For the world's events have rumbled on since those gagged days,
Like traffic checked while at the crossing of city-ways:
And the haunted gap in your mind filled with thoughts that flow
Like clouds in the lit heaven of life; and you're a man reprieved to go,
Taking your peaceful share of Time, with joy to spare.
But the past is just the same -- and War's a bloody game.
Have you forgotten yet?...
Look down, and swear by the slain of the War that you'll never forget.
Do you remember the dark months you held the sector at Mametz --
The nights you watched and wired and dug and piled sandbags on parapets?
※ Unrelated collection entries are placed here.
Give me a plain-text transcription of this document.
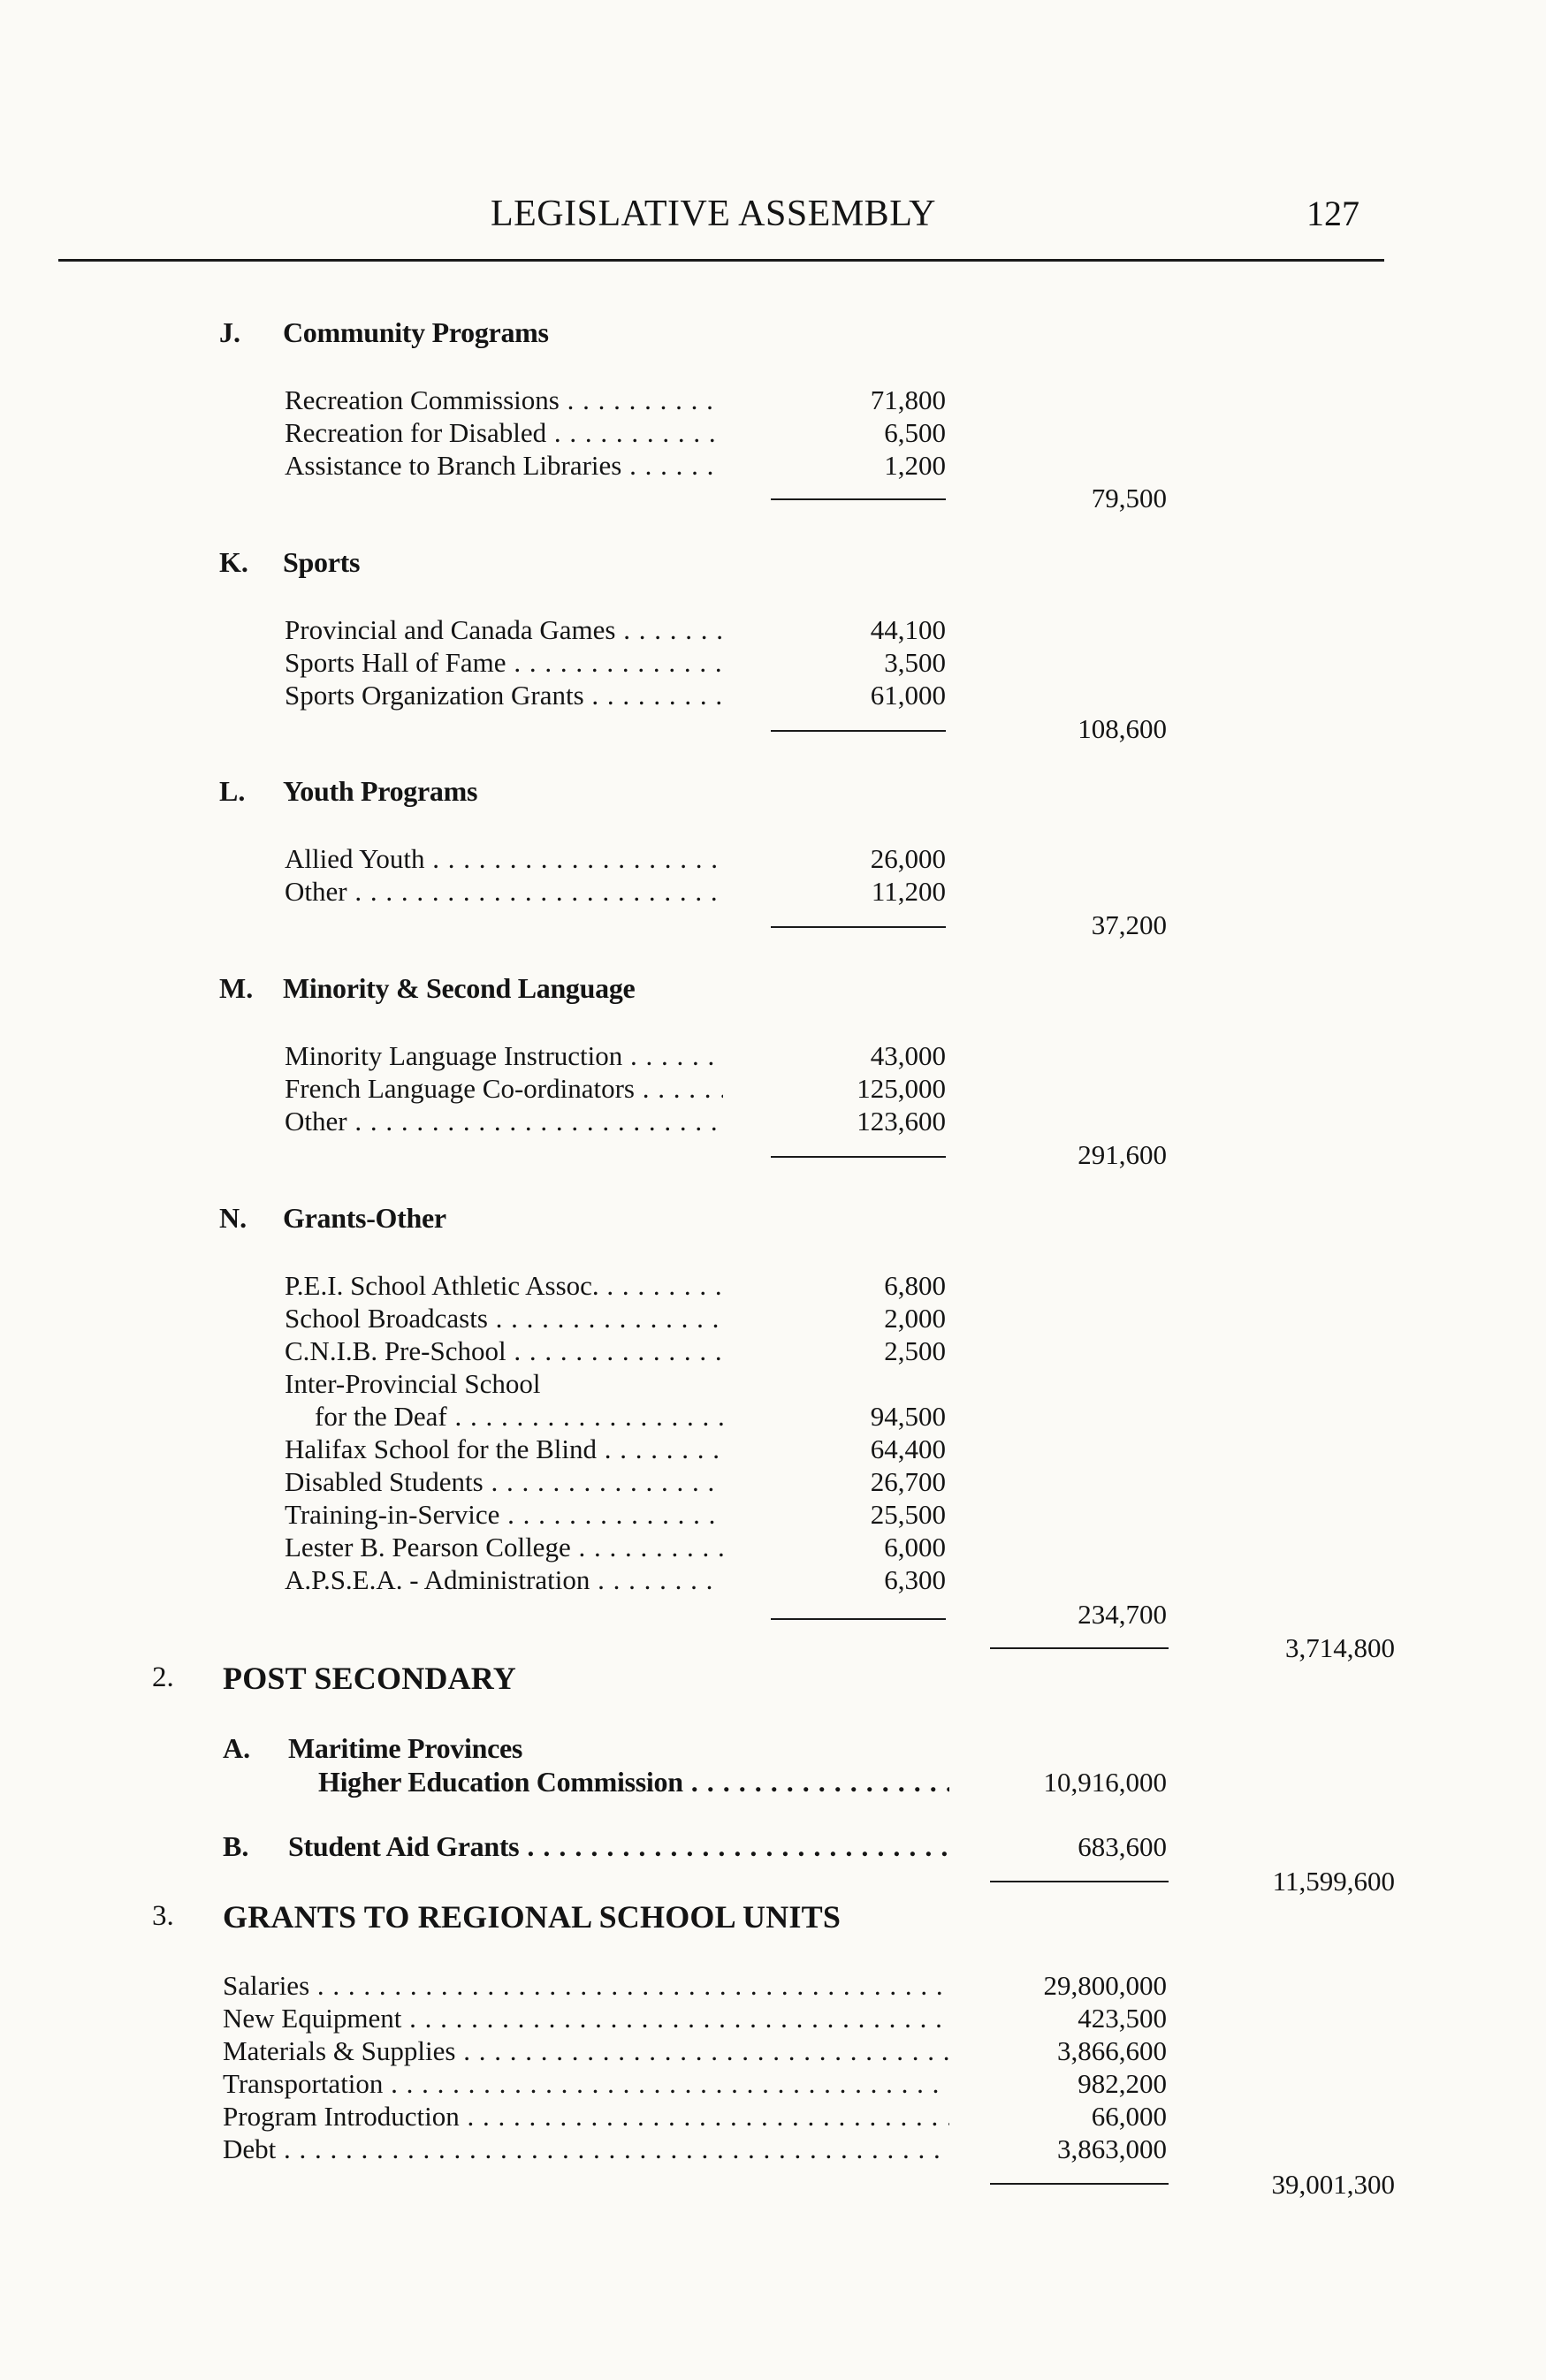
LEGISLATIVE ASSEMBLY	127
J. Community Programs
Recreation Commissions . . .	71,800
Recreation for Disabled . . .	6,500
Assistance to Branch Libraries . . .	1,200
79,500
K. Sports
Provincial and Canada Games . . .	44,100
Sports Hall of Fame . . .	3,500
Sports Organization Grants . . .	61,000
108,600
L. Youth Programs
Allied Youth . . .	26,000
Other . . .	11,200
37,200
M. Minority & Second Language
Minority Language Instruction . . .	43,000
French Language Co-ordinators . . .	125,000
Other . . .	123,600
291,600
N. Grants-Other
P.E.I. School Athletic Assoc. . . .	6,800
School Broadcasts . . .	2,000
C.N.I.B. Pre-School . . .	2,500
Inter-Provincial School
for the Deaf . . .	94,500
Halifax School for the Blind . . .	64,400
Disabled Students . . .	26,700
Training-in-Service . . .	25,500
Lester B. Pearson College . . .	6,000
A.P.S.E.A. - Administration . . .	6,300
234,700
3,714,800
2. POST SECONDARY
A. Maritime Provinces
Higher Education Commission . . .	10,916,000
B. Student Aid Grants . . .	683,600
11,599,600
3. GRANTS TO REGIONAL SCHOOL UNITS
Salaries . . .	29,800,000
New Equipment . . .	423,500
Materials & Supplies . . .	3,866,600
Transportation . . .	982,200
Program Introduction . . .	66,000
Debt . . .	3,863,000
39,001,300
Do you remember the rats; and the stench
Of corpses rotting in front of the front-line trench --
And dawn coming, dirty-white, and chill with a hopeless rain?
Do you ever stop and ask, "Is it all going to happen again?"
Do you remember that hour of din before the attack --
And the anger, the blind compassion that seized and shook you
As you peered at the doomed and haggard faces of your men?
Do you remember the stretcher cases lurching back
With dying eyes and lolling heads - those ashen-grey
Masks of the lads who once were keen and kind and gay?
Have you forgotten yet?...
Look up, and swear by the green of the spring that you'll never forget.